It is fascinating to consider to what extent Wagner has modeled Wotan’s relationship with Erda (Mother Nature) upon Adam’s (man’s) relationship with Eve, both inside and outside of paradise (i.e., before the Fall and after the Fall, the exile from paradise, respectively). Clearly, Wotan seeks Erda to obtain two types of knowledge, i.e., objective knowledge of the bitter truth he fears, and subjective, aesthetic intuition through which he can sublimate her terrible knowledge into a safe form as religious mythology, and later, secular art (especially music), and thereby forget the fear engendered by objective truth. The first kind of knowledge he obtains from Erda, objective knowledge of the terrible truth, is of course comparable to the fateful knowledge Eve obtained from the Tree of Knowledge in paradise and imparted to Adam, thereby prompting God to exile them from paradise in punishment. The second kind of knowledge, subjective, aesthetic intuition, represents an attempt to restore the paradise which has been lost through acquisition of the first kind of knowledge, just as Eve’s crime, which banished man from paradise, is the inspiration of Christ’s offer of redemption, the restoration of paradise. It is in this sense that Eve is for Wagner the archetypal muse for art, which Wagner of course dramatized in The Mastersingers of Nuremberg, in which Eva is the muse who inspires the music-dramatist Walther Von Stolzing, in a dream, to create his Mastersong, in which the Tree of Knowledge (Erda’s objective knowledge) and the Tree of Life (aesthetic intuition, i.e., Erda known through love rather than through objective understanding) become one.
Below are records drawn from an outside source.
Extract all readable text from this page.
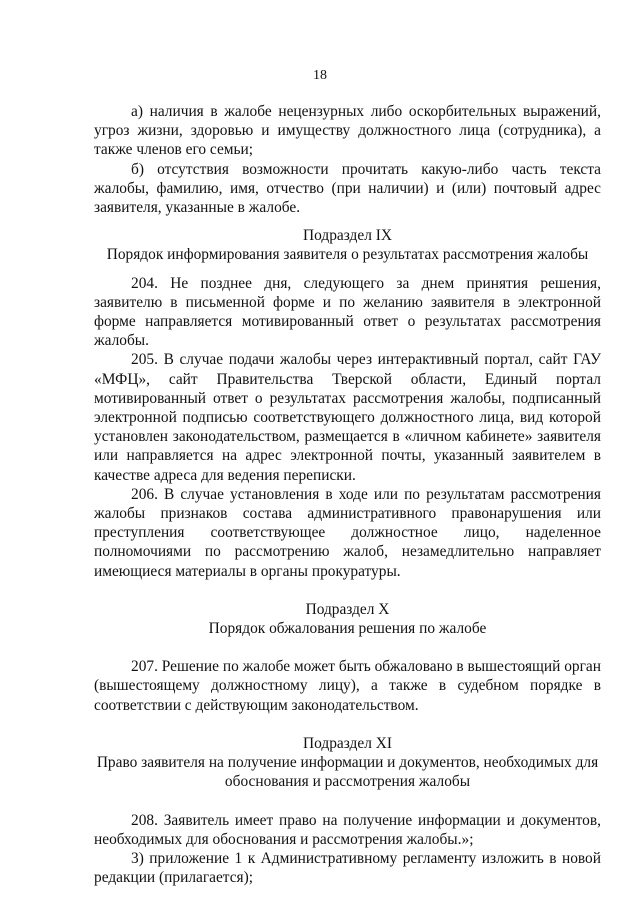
18

а) наличия в жалобе нецензурных либо оскорбительных выражений, угроз жизни, здоровью и имуществу должностного лица (сотрудника), а также членов его семьи;

б) отсутствия возможности прочитать какую-либо часть текста жалобы, фамилию, имя, отчество (при наличии) и (или) почтовый адрес заявителя, указанные в жалобе.

Подраздел IX

Порядок информирования заявителя о результатах рассмотрения жалобы

204. Не позднее дня, следующего за днем принятия решения, заявителю в письменной форме и по желанию заявителя в электронной форме направляется мотивированный ответ о результатах рассмотрения жалобы.

205. В случае подачи жалобы через интерактивный портал, сайт ГАУ «МФЦ», сайт Правительства Тверской области, Единый портал мотивированный ответ о результатах рассмотрения жалобы, подписанный электронной подписью соответствующего должностного лица, вид которой установлен законодательством, размещается в «личном кабинете» заявителя или направляется на адрес электронной почты, указанный заявителем в качестве адреса для ведения переписки.

206. В случае установления в ходе или по результатам рассмотрения жалобы признаков состава административного правонарушения или преступления соответствующее должностное лицо, наделенное полномочиями по рассмотрению жалоб, незамедлительно направляет имеющиеся материалы в органы прокуратуры.

Подраздел X

Порядок обжалования решения по жалобе

207. Решение по жалобе может быть обжаловано в вышестоящий орган (вышестоящему должностному лицу), а также в судебном порядке в соответствии с действующим законодательством.

Подраздел XI

Право заявителя на получение информации и документов, необходимых для обоснования и рассмотрения жалобы

208. Заявитель имеет право на получение информации и документов, необходимых для обоснования и рассмотрения жалобы.»;

3) приложение 1 к Административному регламенту изложить в новой редакции (прилагается);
Through Wotan’s union with Erda, Erda will give birth to their daughter Bruennhilde. During Wotan’s sojourn with Erda she will figuratively impart knowledge to Wotan through sexual union, and not just carnal knowledge. I believe we can construe the first form of knowledge Wotan seeks from Erda, objective knowledge, as that knowledge Wotan the Wanderer – collective, historical man – acquires through his wanderings in space and time, i.e., man’s historical experience of the world. It is this scientific, objective knowledge of Mother Nature which Wagner rejects in our following extract, in favor of what he describes as a loving or sympathetic relationship with nature, which we can usefully identify as the second form of knowledge Wotan wishes to learn from Erda, the knowledge of how to forget the fear and care the first kind of knowledge engendered in him:
“I am not so out of touch with nature as you suppose, even though I myself am no longer in a position to have scientific dealings with it. (…) It is only when nature is expected to replace real life – love – that I ignore it.” [624W-{1/25-26/54} Letter to August Roeckel: SLRW, p. 312]
The mere fact that Wagner is not embarrassed to distinguish what he calls “nature” (as known through “scientific dealings”) from “real life – love” in our extract, demonstrates that Wagner holds two antithetical views of the real world, because “real life – love” is a part of nature. Clearly what Wagner means is that nature can be known in two distinct ways, scientifically on the one hand, and aesthetically, or musically, on the other. On this reading, it seems likely that the product of Wotan’s union with Erda, Bruennhilde, will represent Mother Nature as known to us aesthetically.
The second form of knowledge is dependent upon the first, since man’s need to substitute a consoling illusion for an intolerable truth depends for inspiration upon some kind of awareness of that truth which we are inspired to deny. This process must be unconscious because, were religious man aware that he is deceiving himself in his beliefs, he could not believe them. As Wagner said, we had to lose our innocence before we could value its restoration.